[quote]rrjc5488 wrote:
[quote]Smashingweights wrote:
Every single top competitor has coaching. Every top level athlete in any sport has coaching. It is not “admitting you don’t know what you’re doing” it is getting outside opinions and help while having an objective viewer to oversee things.
[/quote]
I was thinking about posting something about this in X’s perception thread. If you look at what makes every great athlete, objective outide opinions to provide feedback is ABSOLUTELY NECESSARY. Geoff Colvin, in Talent is Overrated, explains how “deliberate practice” makes the best athletes excel over others, and immediate, objective feedback is a part of deliberate pracice.
One thing that stands out to me with Prof X is how closed off he is to outside, differing opinions/ideas/realities. He seems to have set up a barrier that completely dismisses anything he doesn’t want to hear as bullshit. If the feedback he’s getting isn’t “great arms, X” or “Lookin’ huge, X!” he’s likely to dismiss someone saying “You’re looking more defined!” (ie, leaner) or “That shirt’s fitting you really well lately!” (ie, you might’ve gotten a little smaller.)

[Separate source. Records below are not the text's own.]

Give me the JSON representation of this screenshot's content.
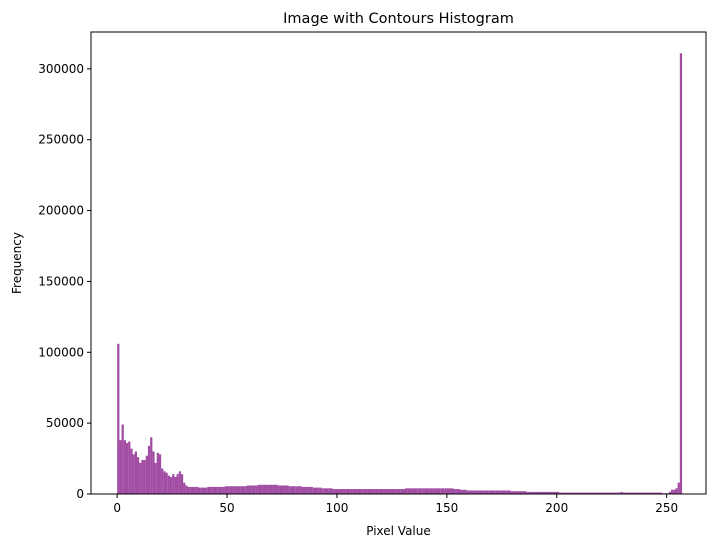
{
  "chart_data": {
    "type": "bar",
    "title": "Image with Contours Histogram",
    "xlabel": "Pixel Value",
    "ylabel": "Frequency",
    "xlim": [
      -11.9,
      267.9
    ],
    "ylim": [
      0,
      326000
    ],
    "xticks": [
      0,
      50,
      100,
      150,
      200,
      250
    ],
    "yticks": [
      0,
      50000,
      100000,
      150000,
      200000,
      250000,
      300000
    ],
    "bar_color": "#a24da4",
    "bin_width": 1,
    "series": [
      {
        "bins_start": 0,
        "values": [
          106000,
          38000,
          49000,
          38000,
          36000,
          37000,
          32000,
          28000,
          30000,
          26000,
          22000,
          24000,
          24000,
          27000,
          34000,
          40000,
          30000,
          22000,
          29000,
          28000,
          18000,
          16000,
          15000,
          13000,
          12000,
          14000,
          12000,
          14000,
          16000,
          14000,
          8000,
          6000,
          5000,
          5000,
          5000,
          5000,
          5000,
          4500,
          4500,
          4500,
          4500,
          5000,
          5000,
          5000,
          5000,
          5000,
          5000,
          5000,
          5000,
          5500,
          5500,
          5500,
          5500,
          5500,
          5500,
          5500,
          5500,
          5500,
          5500,
          6000,
          6000,
          6000,
          6000,
          6000,
          6500,
          6500,
          6500,
          6500,
          6500,
          6500,
          6500,
          6500,
          6500,
          6000,
          6000,
          6000,
          6000,
          6000,
          5500,
          5500,
          5500,
          5500,
          5500,
          5500,
          5000,
          5000,
          5000,
          5000,
          5000,
          4500,
          4500,
          4500,
          4500,
          4000,
          4000,
          4000,
          4000,
          4000,
          3500,
          3500,
          3500,
          3500,
          3500,
          3500,
          3500,
          3500,
          3500,
          3500,
          3500,
          3500,
          3500,
          3500,
          3500,
          3500,
          3500,
          3500,
          3500,
          3500,
          3500,
          3500,
          3500,
          3500,
          3500,
          3500,
          3500,
          3500,
          3500,
          3500,
          3500,
          3500,
          3500,
          4000,
          4000,
          4000,
          4000,
          4000,
          4000,
          4000,
          4000,
          4000,
          4000,
          4000,
          4000,
          4000,
          4000,
          4000,
          4000,
          4000,
          4000,
          4000,
          4000,
          4000,
          4000,
          3500,
          3500,
          3500,
          3000,
          3000,
          3000,
          2500,
          2500,
          2500,
          2500,
          2500,
          2500,
          2500,
          2500,
          2500,
          2500,
          2500,
          2500,
          2500,
          2500,
          2500,
          2500,
          2500,
          2500,
          2500,
          2500,
          2000,
          2000,
          2000,
          2000,
          2000,
          2000,
          2000,
          1500,
          1500,
          1500,
          1500,
          1500,
          1500,
          1500,
          1500,
          1500,
          1500,
          1500,
          1500,
          1500,
          1500,
          1500,
          1000,
          1000,
          1000,
          1000,
          1000,
          1000,
          1000,
          1000,
          1000,
          1000,
          1000,
          1000,
          1000,
          1000,
          1000,
          1000,
          1000,
          1000,
          1000,
          1000,
          1000,
          1000,
          1000,
          1000,
          1000,
          1000,
          1000,
          1000,
          1500,
          1000,
          1000,
          1000,
          1000,
          1000,
          1000,
          1000,
          1000,
          1000,
          1000,
          1000,
          1000,
          1000,
          1000,
          1000,
          1000,
          1000,
          1000,
          500,
          500,
          500,
          1500,
          3000,
          3000,
          4000,
          8000,
          311000
        ]
      }
    ]
  }
}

So really, when X is talking about limitations, he could actually be limiting himself by not accepting a NECCESSARY part of the process to become great.
It’s kinda bullshit, because it would be pretty fuckin’ sweet to see X leaned out. It’s a win/win, really. X could be ripped and Z could be THE guy who got him there. If Zraw’s trying to turn online coaching into a business, this would be fucking massive for him![/quote]
I will second or third what others have already pointed out but:
Good Post 
For a lot of lifters, myself included at a time, you get “obsessed” with numbers. You chase a number on the scale and look past some things in the mirror because of the blinders you have put on yourself while chasing a scale weight. I’m not saying this is what Professor X does it did but I have seen it and I’ve done it. It’s natural and happens for, I would be willing to bet, almost everyone.
If you can get past this mentality that is when great things happen physique wise IMO. Would X be “smaller” if he was a ripped up 200 to 210 pounds? Of course. Would he LOOK bigger? Definitely. Bodybuilding is a strange endevour. Getting smaller makes you looks bigger lol.